As before, we used github to hold these discussions in a public forum, and at the time of this writing we are on version 1.2.4 of our UDD. The next step has been obtaining records from partner institutions and transforming them so that they fit this data model, and then loading them into the learning records warehouse from which they can be accessed via an API.

An overview diagram of Jisc's Universal Data Definition for learning analytics

I mentioned that this has all so far been for HE, but we are making good progress with expanding this data model to include the kinds of data held in student systems by FE institutions.
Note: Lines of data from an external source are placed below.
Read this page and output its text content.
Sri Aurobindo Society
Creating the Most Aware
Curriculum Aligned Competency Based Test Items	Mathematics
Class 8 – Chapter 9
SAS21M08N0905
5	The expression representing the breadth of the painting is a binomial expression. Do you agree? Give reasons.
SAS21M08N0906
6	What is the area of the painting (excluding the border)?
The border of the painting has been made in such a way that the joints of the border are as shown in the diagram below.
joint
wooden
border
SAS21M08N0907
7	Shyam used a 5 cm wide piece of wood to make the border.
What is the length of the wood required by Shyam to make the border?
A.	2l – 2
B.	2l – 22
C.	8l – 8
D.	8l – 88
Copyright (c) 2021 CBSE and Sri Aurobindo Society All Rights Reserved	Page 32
an 'Activity Pulse' visualisation of learning analytics data

Now that we have both VLE and student records data in the warehouse, we are ready to go with the components further along in our architecture — although the warehouse is a powerful tool in and of itself and it is an interesting step to look at what kinds of visualisations are possible just by combining the raw data from the two types of system. We recently ran a hackathon at the LAK ’16 conference in which we invited people to participate and produce visualisations from a dummy dataset held by the ‘University of Jisc’, and we were satisfied that it is possible to produce meaningful insights before we reach the machine learning step. To facilitate the hackathon session, I came up with a list of sample queries which could be used to explore the data in the warehouse, some of which were derived from real queries we had prototyped for use in drawing visualisations such as the ones found in our student app.

Student App Engagement graph

For example, issuing

http://jisc.learninglocker.net/api/v1/statements/aggregate?pipeline=[{"$match":{ }}, {"$group":{"_id":{"student":"$statement.actor.name"},"count":{ "$sum":1 }}}, {"$sort": {"count": -1}}, {"$limit": 20}]
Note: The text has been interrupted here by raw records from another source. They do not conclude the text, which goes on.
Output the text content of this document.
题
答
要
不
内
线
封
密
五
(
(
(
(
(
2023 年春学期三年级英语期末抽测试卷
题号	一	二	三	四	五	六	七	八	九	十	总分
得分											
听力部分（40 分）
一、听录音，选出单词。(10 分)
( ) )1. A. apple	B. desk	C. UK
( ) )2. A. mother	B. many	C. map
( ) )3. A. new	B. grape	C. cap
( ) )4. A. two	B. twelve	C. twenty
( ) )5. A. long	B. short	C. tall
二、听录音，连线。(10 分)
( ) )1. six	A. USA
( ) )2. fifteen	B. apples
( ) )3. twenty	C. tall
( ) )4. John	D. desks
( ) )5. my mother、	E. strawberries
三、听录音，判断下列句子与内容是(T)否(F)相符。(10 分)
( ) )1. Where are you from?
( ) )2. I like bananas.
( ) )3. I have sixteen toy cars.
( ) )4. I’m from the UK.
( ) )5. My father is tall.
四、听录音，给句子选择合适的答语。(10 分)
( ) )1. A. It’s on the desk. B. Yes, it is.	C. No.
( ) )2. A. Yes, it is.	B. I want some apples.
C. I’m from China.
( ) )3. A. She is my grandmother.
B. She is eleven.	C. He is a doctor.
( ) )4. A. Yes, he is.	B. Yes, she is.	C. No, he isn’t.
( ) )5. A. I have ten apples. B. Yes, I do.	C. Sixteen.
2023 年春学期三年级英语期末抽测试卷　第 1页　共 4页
will return the top 20 users by amount of activity statements, something like this (although for brevity there are only three users total in the sample dataset I ran the query against)

{
  "result": [
    {
      "_id": {
        "student": "madmin"
      },
      "count": 38
    },
    {
      "_id": {
        "student": "300"
      },
      "count": 12
    },
    {
      "_id": {
        "student": "92358969"
      },
      "count": 2
    }
  ],
  "ok": 1,
  "$gleStats": {
    "lastOpTime": {
      "sec": 0,
      "inc": 0
    },
    "electionId": {
      "$id": "576d8f82be4701f6cc85074b"
    }
  }
}

This seemed like such a useful toolkit that we’re expanding it into something institutions might use as a Data Explorer, which will help them to look through and understand their data once it is uploaded to a learning records warehouse, and offer them some off-the-shelf visualisations to show back at base.

Finally, as I mentioned at the beginning, we started off with VLEs, moved on to student records, but we’re now looking to extend our xAPI VLE approach to library data — watch this space for a future blog post about bringing Library systems into our solution!